The Right Time
by J.P. Kallio
Let’s talk about “the right time”. I have heard this over and over again over the years, I even believed this my self for years. “I will release my album and it is going to be a great one, once the time is right”. We think time is the great magical enabler, and when the planets finally align correctly everything will come together… Well…
When I decided to release 52 songs in a year, as I mentioned before, people thought I was crazy. They thought I would burnout, or give up. Now few people close to me know I usually think much further a head, and if I set out to do something, there is usually months of preparation gone in to it before hand.
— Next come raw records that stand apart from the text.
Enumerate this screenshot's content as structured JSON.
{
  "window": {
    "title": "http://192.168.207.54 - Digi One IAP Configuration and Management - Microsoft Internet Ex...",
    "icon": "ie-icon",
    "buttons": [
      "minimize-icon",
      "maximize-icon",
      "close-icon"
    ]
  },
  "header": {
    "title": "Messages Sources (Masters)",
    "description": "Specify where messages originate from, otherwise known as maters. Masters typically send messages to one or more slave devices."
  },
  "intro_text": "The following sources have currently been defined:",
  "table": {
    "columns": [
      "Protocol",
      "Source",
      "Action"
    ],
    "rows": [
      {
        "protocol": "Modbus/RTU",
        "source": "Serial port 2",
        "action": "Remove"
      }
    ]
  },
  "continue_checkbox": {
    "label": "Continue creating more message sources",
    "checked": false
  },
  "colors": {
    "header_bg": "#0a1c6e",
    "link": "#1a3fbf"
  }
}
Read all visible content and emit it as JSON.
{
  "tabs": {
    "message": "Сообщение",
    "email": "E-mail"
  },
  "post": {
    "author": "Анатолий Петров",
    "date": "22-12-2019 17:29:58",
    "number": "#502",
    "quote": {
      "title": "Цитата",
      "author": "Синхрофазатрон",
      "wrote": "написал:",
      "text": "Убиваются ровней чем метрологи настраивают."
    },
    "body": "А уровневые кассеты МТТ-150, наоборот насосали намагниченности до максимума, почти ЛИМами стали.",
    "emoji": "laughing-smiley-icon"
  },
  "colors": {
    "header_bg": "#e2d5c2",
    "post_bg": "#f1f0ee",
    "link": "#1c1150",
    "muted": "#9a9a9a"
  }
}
So what I did was set out to build a following. I looked in detail how successful online businesses do this, how successful independent labels and artists do this. I adapted their methods to suit me and kept testing what worked and what did not. For starters I can say that social media is the key. I have some friends who hate social media with passion, they do their best to avoid it on the surface, (but still go searching under the cover of someone else…) thinking they are cool, or somehow better than the rest. Well, good on you I say. It is true, you can waste a lot of time online these days, but if you want to build a career in music, you need to be using the available online tools. And don’t leave it in the hands of your band mates, or “significant other”. If you are in a band, you have an advantage of sharing the workload, so step up to the game! If someone else has run your social media in the past, ask them how you can help. You’d be surprised how much those words might be appreciated. And for the umpteenth time, do not criticise the work of someone who is doing it for you, unless you are willing to get your own hands dirty!
So you might wonder here, why I did not wait until I had built the following? Or why I did kept releasing song after song (even after I hit my target of 52 songs) when my following was still quite modest? And here is the key message, so take notes. For me every one of those followers was a special one, and just because they came along early in the game, I did not want to leave them hanging waiting a year for new content. I wanted to reward the people who kept coming back with more content, more blog posts to read, more songs to listen to, more videos…
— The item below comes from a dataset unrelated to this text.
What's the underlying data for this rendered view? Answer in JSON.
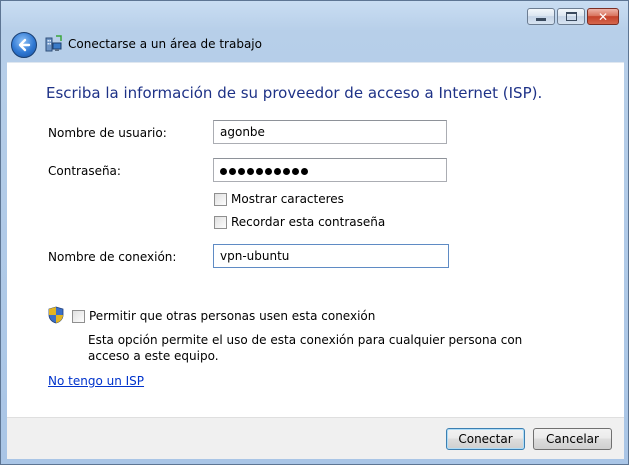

There is two ways to look at it, the fact is people’s attention span with the over load of content from social media these days is short. It is nothing to do with ADHD, or anything else we’d like to label it with. It is the simple fact that with so much content out there, our minds need to be more selective. If something we find is good, we stop and take it in. So not to be drowned out, you need to pop up often, and pop up with something new. The other way to look at it is maybe bit more “romantic”, but that’s the way I treat it. If people do follow you, why should you leave them hanging on, instead of rewarding them regularly for having faith in you and investing their valuable time on you?
The business of music has changed, but still we try to hold on to the old ways of “how it is supposed to be done”. I was advised by someone who actually is very well experienced in music business an I have a lot of respect for, to instead of releasing all of the 52 songs in one year, to just release one album (the old way) and keep the rest as a leverage for a possible future record deal. I think if I would analytically look at the odds of this happening, I would be sitting on those three albums and the EP for the rest of my life.
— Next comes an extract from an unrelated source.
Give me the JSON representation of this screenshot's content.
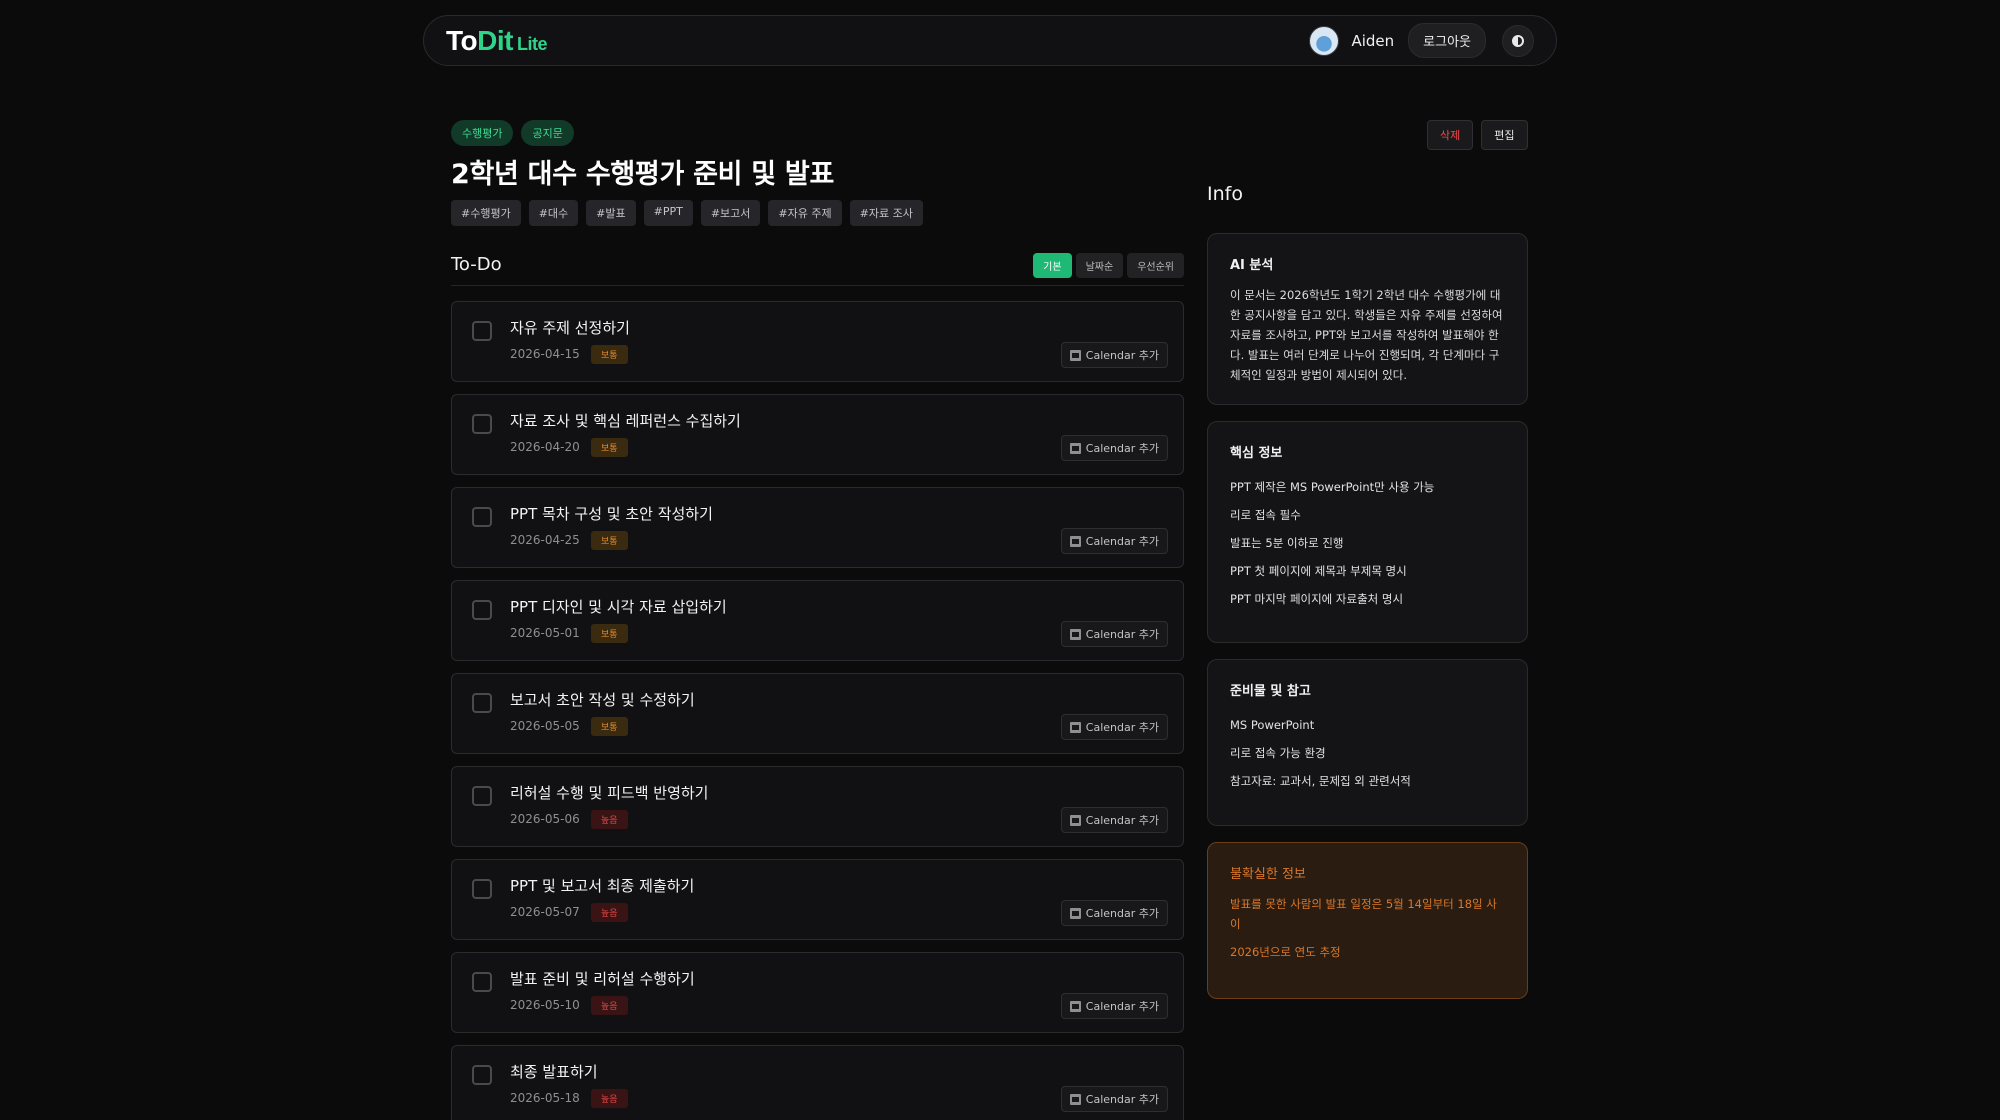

You see, I don’t like leaving things to chance, when I have the power to do something about it. Sure thing, if a label would come knocking, I’m sure they could speed up my progress, or hopefully bring in some extra revenue. But I sure as hell wont be sitting around waiting.
So where does this leave other musicians? OK, I know for many people the 52 songs in a year might be a stretch. Even though I believe you can do it if you just commit to it, I do not expect every band and a musician to do it. But try to think about releasing new songs more often. They don’t need to be released as albums, that is the old way of thinking! Release a new song every few weeks or even once a month. Give your fans something to look forward to. Get blogging, write about things that are important to you, or your band. Surely you can do this once or twice a month? And again if you are in a band, share the workload. Not every blog post need to be a Hemingway piece. It is much more important that you write something honest from your heart, than literary master piece.
You see, the time will never be right. There will always be something on the way, or something more urgent. Just go for it today and stop using the “right time” as an excuse. When you are on your death-bed, you will not regret for not waiting for the right time, you regret not giving it a go in the first place.